De theorieën over de oorsprong van superzware zwarte gaten houden daarom verband met de ontwikkeling van grote sterrenstelsels als onze eigen Melkweg.
Om de kwestie te beslechten, moeten astronomen meer te weten komen over middelgrote zwarte gaten, en de nieuwe ontdekking heeft hen daarvoor betere instrumenten gegeven.
De onderzoekers weten nu hoe ze in dwergstelsels moeten kijken én waar ze naar moeten zoeken: lichtflitsen met een verloop dat kenmerkend is voor de fatale ontmoeting van een ster met een middelgroot zwart gat.

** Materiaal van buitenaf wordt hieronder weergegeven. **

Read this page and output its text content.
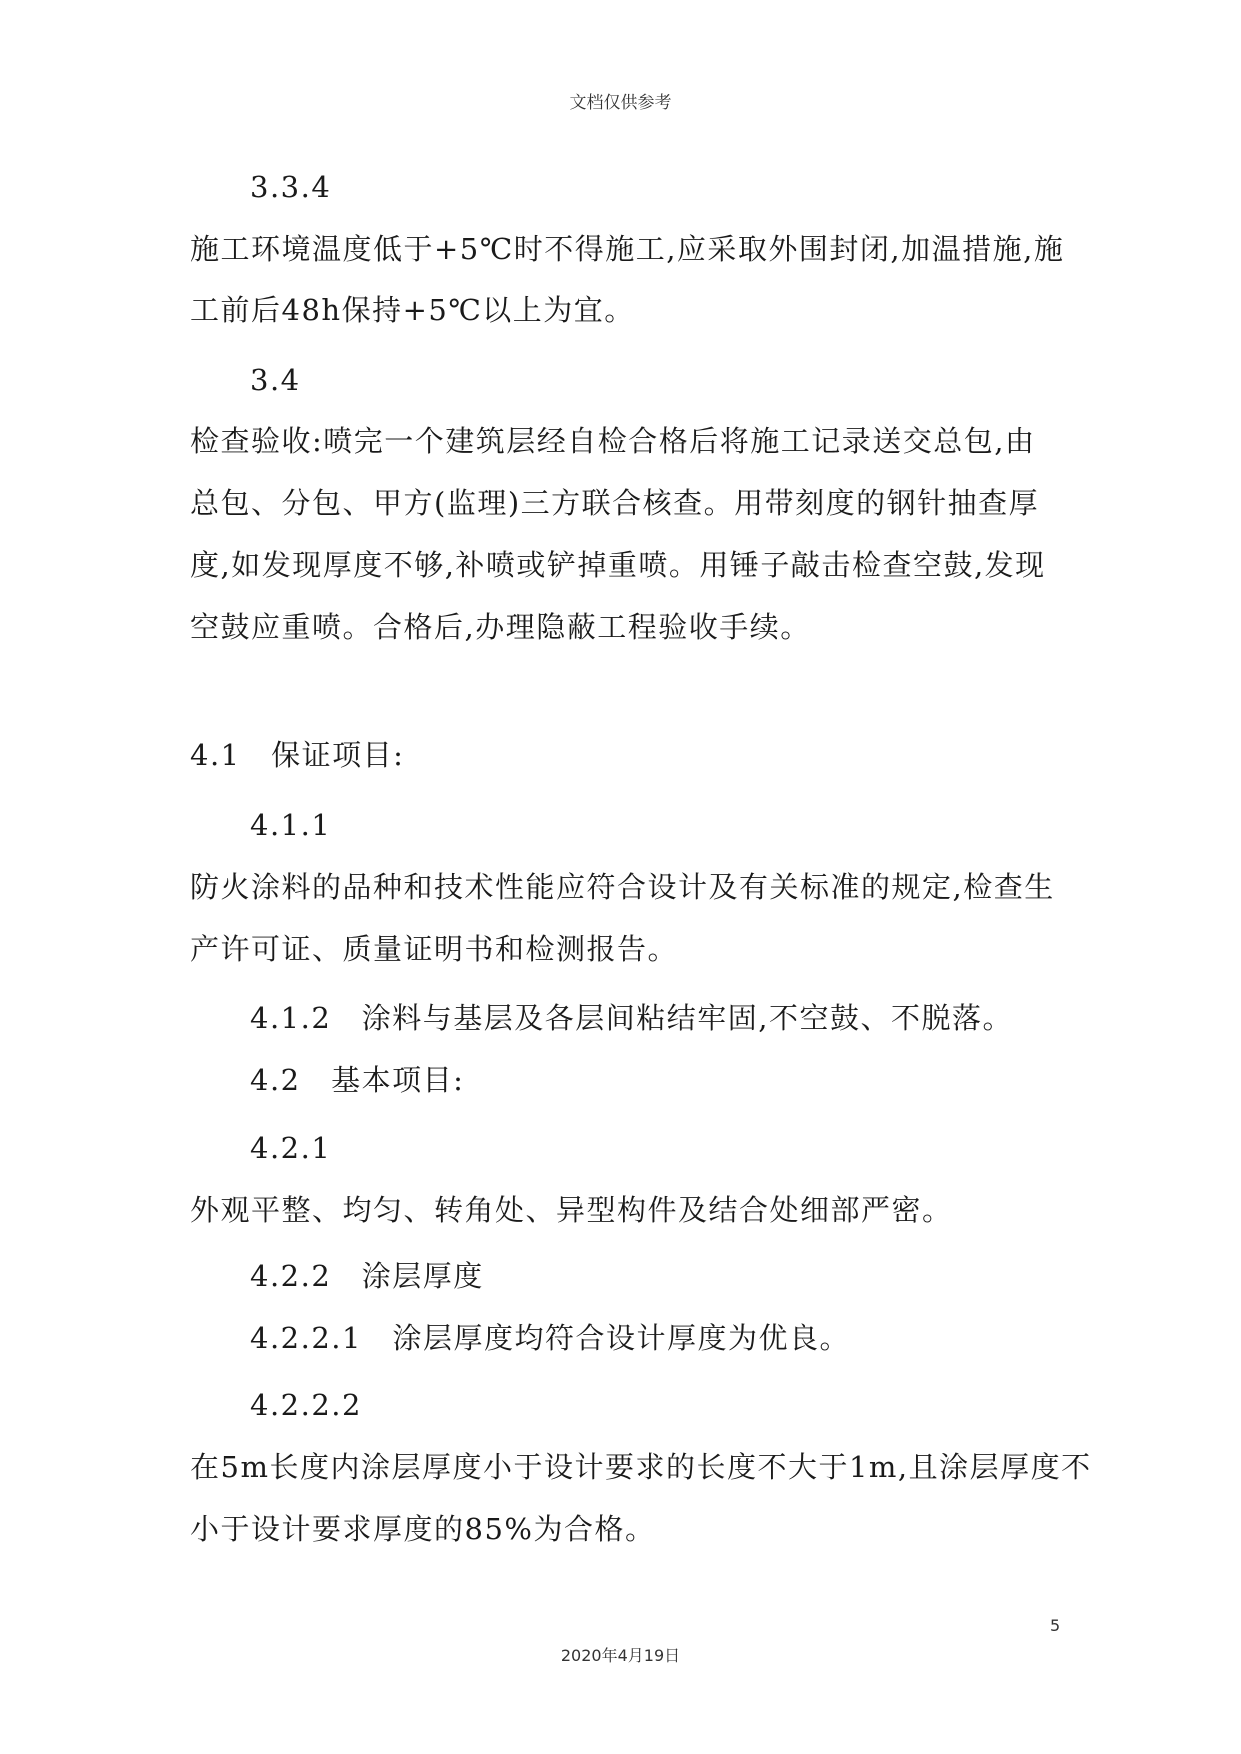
文档仅供参考
3.3.4
施工环境温度低于+5℃时不得施工,应采取外围封闭,加温措施,施
工前后48h保持+5℃以上为宜。
3.4
检查验收:喷完一个建筑层经自检合格后将施工记录送交总包,由
总包、分包、甲方(监理)三方联合核查。用带刻度的钢针抽查厚
度,如发现厚度不够,补喷或铲掉重喷。用锤子敲击检查空鼓,发现
空鼓应重喷。合格后,办理隐蔽工程验收手续。
4.1　保证项目:
4.1.1
防火涂料的品种和技术性能应符合设计及有关标准的规定,检查生
产许可证、质量证明书和检测报告。
4.1.2　涂料与基层及各层间粘结牢固,不空鼓、不脱落。
4.2　基本项目:
4.2.1
外观平整、均匀、转角处、异型构件及结合处细部严密。
4.2.2　涂层厚度
4.2.2.1　涂层厚度均符合设计厚度为优良。
4.2.2.2
在5m长度内涂层厚度小于设计要求的长度不大于1m,且涂层厚度不
小于设计要求厚度的85%为合格。
5
2020年4月19日
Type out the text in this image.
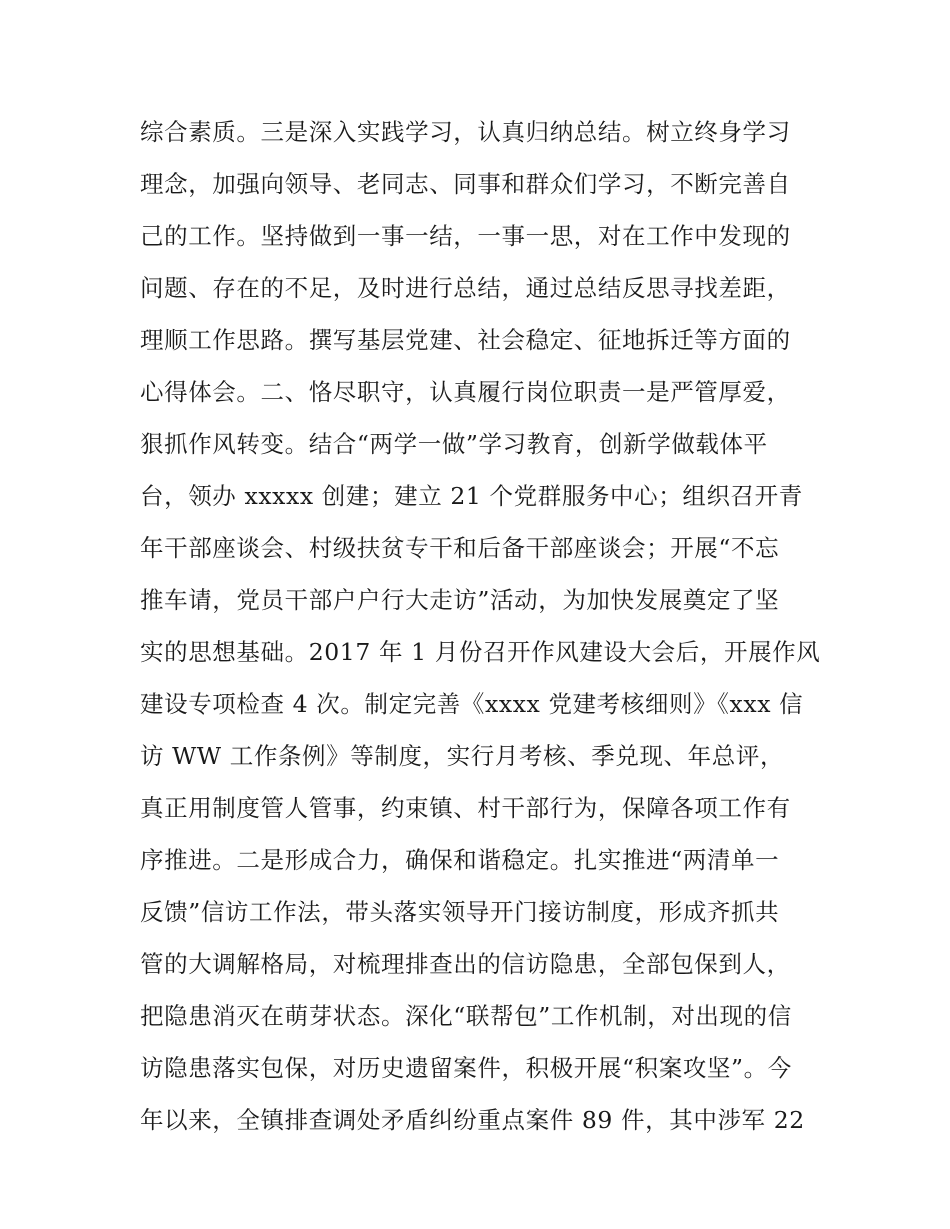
综合素质。三是深入实践学习，认真归纳总结。树立终身学习
理念，加强向领导、老同志、同事和群众们学习，不断完善自
己的工作。坚持做到一事一结，一事一思，对在工作中发现的
问题、存在的不足，及时进行总结，通过总结反思寻找差距，
理顺工作思路。撰写基层党建、社会稳定、征地拆迁等方面的
心得体会。二、恪尽职守，认真履行岗位职责一是严管厚爱，
狠抓作风转变。结合“两学一做”学习教育，创新学做载体平
台，领办 xxxxx 创建；建立 21 个党群服务中心；组织召开青
年干部座谈会、村级扶贫专干和后备干部座谈会；开展“不忘
推车请，党员干部户户行大走访”活动，为加快发展奠定了坚
实的思想基础。2017 年 1 月份召开作风建设大会后，开展作风
建设专项检查 4 次。制定完善《xxxx 党建考核细则》《xxx 信
访 WW 工作条例》等制度，实行月考核、季兑现、年总评，
真正用制度管人管事，约束镇、村干部行为，保障各项工作有
序推进。二是形成合力，确保和谐稳定。扎实推进“两清单一
反馈”信访工作法，带头落实领导开门接访制度，形成齐抓共
管的大调解格局，对梳理排查出的信访隐患，全部包保到人，
把隐患消灭在萌芽状态。深化“联帮包”工作机制，对出现的信
访隐患落实包保，对历史遗留案件，积极开展“积案攻坚”。今
年以来，全镇排查调处矛盾纠纷重点案件 89 件，其中涉军 22
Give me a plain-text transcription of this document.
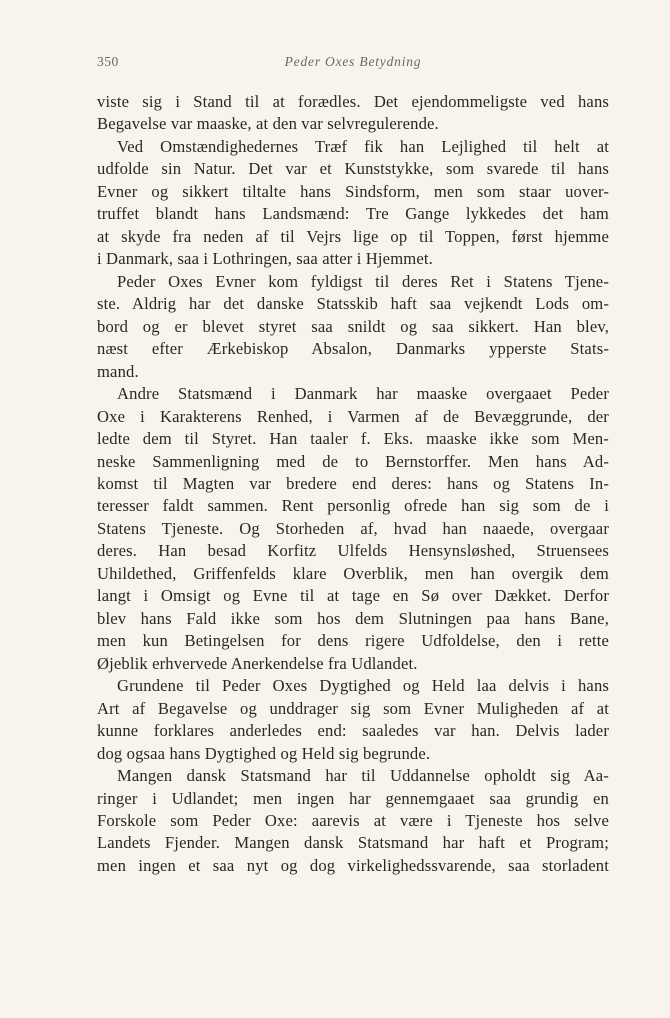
350	Peder Oxes Betydning

viste sig i Stand til at forædles. Det ejendommeligste ved hans
Begavelse var maaske, at den var selvregulerende.

Ved Omstændighedernes Træf fik han Lejlighed til helt at
udfolde sin Natur. Det var et Kunststykke, som svarede til hans
Evner og sikkert tiltalte hans Sindsform, men som staar uover-
truffet blandt hans Landsmænd: Tre Gange lykkedes det ham
at skyde fra neden af til Vejrs lige op til Toppen, først hjemme
i Danmark, saa i Lothringen, saa atter i Hjemmet.

Peder Oxes Evner kom fyldigst til deres Ret i Statens Tjene-
ste. Aldrig har det danske Statsskib haft saa vejkendt Lods om-
bord og er blevet styret saa snildt og saa sikkert. Han blev,
næst efter Ærkebiskop Absalon, Danmarks ypperste Stats-
mand.

Andre Statsmænd i Danmark har maaske overgaaet Peder
Oxe i Karakterens Renhed, i Varmen af de Bevæggrunde, der
ledte dem til Styret. Han taaler f. Eks. maaske ikke som Men-
neske Sammenligning med de to Bernstorffer. Men hans Ad-
komst til Magten var bredere end deres: hans og Statens In-
teresser faldt sammen. Rent personlig ofrede han sig som de i
Statens Tjeneste. Og Storheden af, hvad han naaede, overgaar
deres. Han besad Korfitz Ulfelds Hensynsløshed, Struensees
Uhildethed, Griffenfelds klare Overblik, men han overgik dem
langt i Omsigt og Evne til at tage en Sø over Dækket. Derfor
blev hans Fald ikke som hos dem Slutningen paa hans Bane,
men kun Betingelsen for dens rigere Udfoldelse, den i rette
Øjeblik erhvervede Anerkendelse fra Udlandet.

Grundene til Peder Oxes Dygtighed og Held laa delvis i hans
Art af Begavelse og unddrager sig som Evner Muligheden af at
kunne forklares anderledes end: saaledes var han. Delvis lader
dog ogsaa hans Dygtighed og Held sig begrunde.

Mangen dansk Statsmand har til Uddannelse opholdt sig Aa-
ringer i Udlandet; men ingen har gennemgaaet saa grundig en
Forskole som Peder Oxe: aarevis at være i Tjeneste hos selve
Landets Fjender. Mangen dansk Statsmand har haft et Program;
men ingen et saa nyt og dog virkelighedssvarende, saa storladent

Chili heeft in 2024 een telescoop met de naam Vera C. Rubin klaar voor dit doel. Met een diameter van 8,4 meter is de spiegel heel geschikt om het licht van zwakke dwergstelsels te bestuderen.

De nieuwe supertelescoop Vera C. Rubin in Chili zal lichtflitsen van duizenden sterren kunnen opvangen terwijl ze worden opgeslokt door middelgrote zwarte gaten in verre dwergstelsels.
De Rubin-telescoop zal een groter deel van de hemel in de gaten kunnen houden en dieper de ruimte in kunnen kijken. De astronomen denken dat hij in tien jaar 80.000 lichtflitsen zal vinden van sterren die door zwarte gaten zijn opgeslokt.
Als veel daarvan middenklassers zijn, zal dit ons helpen begrijpen hoe zwarte gaten groeien en hoe onze thuisbasis in het heelal, de Melkweg, is ontstaan.